Изменить размер шрифта - +
Пожалуй, он все время носил за плечами двадцать три тени. Василю непостижимо, как тот мог сохранять видимое спокойствие, никогда и нигде не сорвался, не выдал себя. Наверное, боялся учинить новую беду, подвести отряд. Большая сила таилась в этой душе, большое горе поселилось в ней.

А тени… У него действительно не было времени оглядываться на них, он шел под пули, и они не успевали за ним. И вот теперь… Уже нет впереди врага, и настало время, когда он должен был оглянуться, когда уже не мог не стать с ними лицом к лицу. Стал… и зашатался. Он ничего не мог сказать им. Каждого из них, когда он еще был не тенью, а человеком, хорошо знал: с одним пахал, у другого одалживал косу, третьему когда-то помогал сгребать сено. Со всеми в свое время разговаривал и теперь не мог прервать начавшегося разговора. И с этого мгновения понял: пойдет он по свету, и они пойдут рядом, и так будут идти всю жизнь, и приходить станут на праздники, и будут укладываться спать, и качать его детей, если они у него когда-нибудь будут.

А почему? А за что?

Василь даже душой рванулся, отвечая мысленно за Тимоша, заслоняя его от тех теней. И сразу же сник, понурился. Понял, что не в его это силах. И ни в чьих.

И еще раз подумал, что Тимош — человек очень высокой души, ведь за все это время он не перешел никому дорогу, не испортил жизни, даже настроения, жил так, словно бы и не думал ни о чем, кроме отряда, кроме друзей. И охранял их любовь под вербами, и рубил на пеньке табачные корешки на махорку коротким и острым сапожным ножом.

И пригасли на мгновение собственные боли, и показался сам себе ограниченным, недалеким. И еще понял, что ничем не сможет помочь Тимошу.

— Разве ты думал об этом, когда стрелял, — вздохнул.

Тимош не ответил, он не искал утешения.

— Заживет рана на плече, снова пойдешь на фронт, — сказал и понял, что сказал что-то не то, сел рядом с Тимошем и обнял за могучие плечи. А в горле стоял давящий клубок, и он боялся произнести слово, чтобы не заплакать. Ему стало неизъяснимо жаль друга, почему-то жаль и себя, и немного страшно. Вот пришло к Тимошу то, чего он боялся, что хотел забыть, что должно бы лежать, присыпанное пеплом. И, видно, теперь не отступится. А ко всем ли приходит в гости черное прошлое? Что, если оно придет и к нему? И долго ли будет навещать их война? Год, два? Всю жизнь? Тимоша, пожалуй, всю жизнь. А его? Марийку?

Этого он не знал. Только улавливал в самих мыслях о будущем какое-то предостережение, поспешно убегал от него. И не мог убежать до конца. Вышел от Тимоша с тяжелым сердцем и тяжелыми мыслями.

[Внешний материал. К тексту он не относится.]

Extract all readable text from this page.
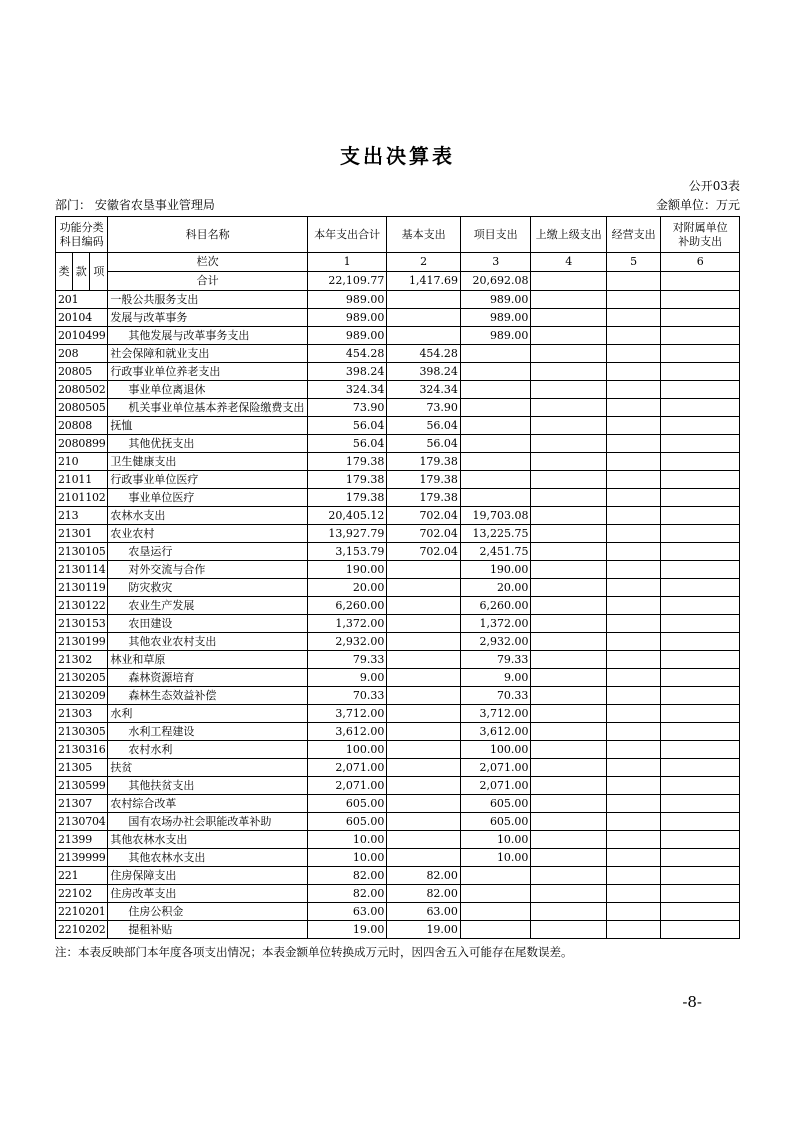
支出决算表
公开03表
部门： 安徽省农垦事业管理局	金额单位：万元
功能分类科目编码			科目名称	本年支出合计	基本支出	项目支出	上缴上级支出	经营支出	对附属单位补助支出
类	款	项	栏次	1	2	3	4	5	6
			合计	22,109.77	1,417.69	20,692.08			
201			一般公共服务支出	989.00		989.00			
20104			发展与改革事务	989.00		989.00			
2010499			其他发展与改革事务支出	989.00		989.00			
208			社会保障和就业支出	454.28	454.28				
20805			行政事业单位养老支出	398.24	398.24				
2080502			事业单位离退休	324.34	324.34				
2080505			机关事业单位基本养老保险缴费支出	73.90	73.90				
20808			抚恤	56.04	56.04				
2080899			其他优抚支出	56.04	56.04				
210			卫生健康支出	179.38	179.38				
21011			行政事业单位医疗	179.38	179.38				
2101102			事业单位医疗	179.38	179.38				
213			农林水支出	20,405.12	702.04	19,703.08			
21301			农业农村	13,927.79	702.04	13,225.75			
2130105			农垦运行	3,153.79	702.04	2,451.75			
2130114			对外交流与合作	190.00		190.00			
2130119			防灾救灾	20.00		20.00			
2130122			农业生产发展	6,260.00		6,260.00			
2130153			农田建设	1,372.00		1,372.00			
2130199			其他农业农村支出	2,932.00		2,932.00			
21302			林业和草原	79.33		79.33			
2130205			森林资源培育	9.00		9.00			
2130209			森林生态效益补偿	70.33		70.33			
21303			水利	3,712.00		3,712.00			
2130305			水利工程建设	3,612.00		3,612.00			
2130316			农村水利	100.00		100.00			
21305			扶贫	2,071.00		2,071.00			
2130599			其他扶贫支出	2,071.00		2,071.00			
21307			农村综合改革	605.00		605.00			
2130704			国有农场办社会职能改革补助	605.00		605.00			
21399			其他农林水支出	10.00		10.00			
2139999			其他农林水支出	10.00		10.00			
221			住房保障支出	82.00	82.00				
22102			住房改革支出	82.00	82.00				
2210201			住房公积金	63.00	63.00				
2210202			提租补贴	19.00	19.00				
注：本表反映部门本年度各项支出情况；本表金额单位转换成万元时，因四舍五入可能存在尾数误差。
-8-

…Василь лежал на кровати одетый, в сапогах, курил. И думал о Тимоше, который так и не сказал ему ничего утешительного, думал о себе, о Марийке. И все было так сложно, так горько, и такая лежала на душе тяжесть, что страшно было даже шевельнуться. И однако в этой горечи что-то жгло и светилось, и тот свет был хоть и мучительный, но и жизнеутверждающий, к нему тянулась мысль, порывалось сердце, им держалась жизнь.

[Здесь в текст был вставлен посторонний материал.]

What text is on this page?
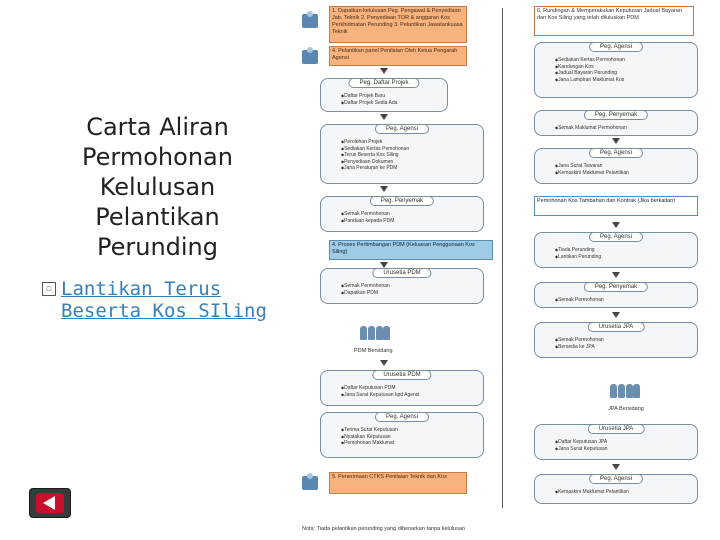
Carta Aliran
Permohonan
Kelulusan
Pelantikan
Perunding
☐ Lantikan Terus
Beserta Kos SIling
1. Dapatkan kelulusan Peg. Pengawal & Penyediaan Jab. Teknik 2. Penyediaan TOR & anggaran Kos Perkhidmatan Perunding 3. Pelantikan Jawatankuasa Teknik
4. Pelantikan panel Penilaian Oleh Ketua Pengarah Agensi
Peg. Daftar Projek
◆ Daftar Projek Baru
◆ Daftar Projek Sedia Ada
Peg. Agensi
◆ Perolehan Projek
◆ Sediakan Kertas Pemohonan
◆ Terus Beserta Kos Siling
◆ Penyediaan Dokumen
◆ Jana Peraturan ke PDM
Peg. Penyemak
◆ Semak Permohonan
◆ Panduan kepada PDM
4. Proses Pertimbangan PDM (Keluasan Penggunaan Kos Siling)
Urusetia PDM
◆ Semak Permohonan
◆ Dapatkan PDM
PDM Bersidang
Urusetia PDM
◆ Daftar Keputusan PDM
◆ Jana Surat Keputusan kpd Agensi
Peg. Agensi
◆ Terima Surat Keputusan
◆ Nyatakan Keputusan
◆ Pemohonan Maklumat
5. Penerimaan CTKS Penilaian Teknik dan Kos
Nota: Tiada pelantikan perunding yang dibenarkan tanpa kelulusan
6. Rundingan & Memperakukan Keputusan Jadual Bayaran dan Kos Siling yang telah diluluskan PDM
Peg. Agensi
◆ Sediakan Kertas Permohonan
◆ Kandungan Kos
◆ Jadual Bayaran Perunding
◆ Jana Lampiran Maklumat Kos
Peg. Penyemak
◆ Semak Maklumat Permohonan
Peg. Agensi
◆ Jana Surat Tawaran
◆ Kemaskini Maklumat Pelantikan
Pemohonan Kos Tambahan dan Kontrak (Jika berkaitan)
Peg. Agensi
◆ Tiada Perunding
◆ Lantikan Perunding
Peg. Penyemak
◆ Semak Permohonan
Urusetia JPA
◆ Semak Permohonan
◆ Bersedia ke JPA
JPA Bersidang
Urusetia JPA
◆ Daftar Keputusan JPA
◆ Jana Surat Keputusan
Peg. Agensi
◆ Kemaskini Maklumat Pelantikan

На табурете возле него — мелко накрошенная в консервной банке махорка, рядом — куча окурков. Врач, который позавчера просвечивал Василя рентгеном, сказал, чтобы он бросил курить.

«Затемнение верхушек легких, молодой человек. А при нынешних харчах может привести к чахотке».

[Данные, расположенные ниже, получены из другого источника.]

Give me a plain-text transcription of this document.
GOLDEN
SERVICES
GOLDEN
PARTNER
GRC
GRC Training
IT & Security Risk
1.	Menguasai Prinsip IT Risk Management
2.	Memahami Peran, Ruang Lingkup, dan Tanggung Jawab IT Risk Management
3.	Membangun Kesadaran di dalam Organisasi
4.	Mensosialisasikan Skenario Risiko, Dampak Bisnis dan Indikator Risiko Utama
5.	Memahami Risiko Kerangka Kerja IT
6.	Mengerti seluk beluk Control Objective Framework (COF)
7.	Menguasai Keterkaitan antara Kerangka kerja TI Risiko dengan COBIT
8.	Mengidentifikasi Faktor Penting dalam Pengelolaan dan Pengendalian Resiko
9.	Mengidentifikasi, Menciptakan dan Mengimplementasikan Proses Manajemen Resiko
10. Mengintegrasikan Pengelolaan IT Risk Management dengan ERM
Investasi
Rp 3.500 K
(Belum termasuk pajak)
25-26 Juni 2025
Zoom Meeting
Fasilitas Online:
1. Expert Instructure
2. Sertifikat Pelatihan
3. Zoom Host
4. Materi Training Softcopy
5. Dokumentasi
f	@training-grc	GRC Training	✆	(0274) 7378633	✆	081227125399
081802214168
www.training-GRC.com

Осмотрев ногу, хотел оставить Василя в госпитале, а когда тот не согласился, выписал какую-то мазь и сказал, что хорошо бы Василю поехать на грязи. На что Василь хмуро пошутил, что грязи у них хоть отбавляй, целое урочище, так и называется — Топи. Последнюю неделю ногу жгло немилосердно, ее он и ездил просвечивать в военный госпиталь. Семьдесят километров до Чернигова добирался поездом четыре дня. Если бы мог идти, пешком дошел бы вдвое быстрее. Назад приехал попутной военной машиной. Нога беспокоила сильно, из-за нее не знал, что делать дальше.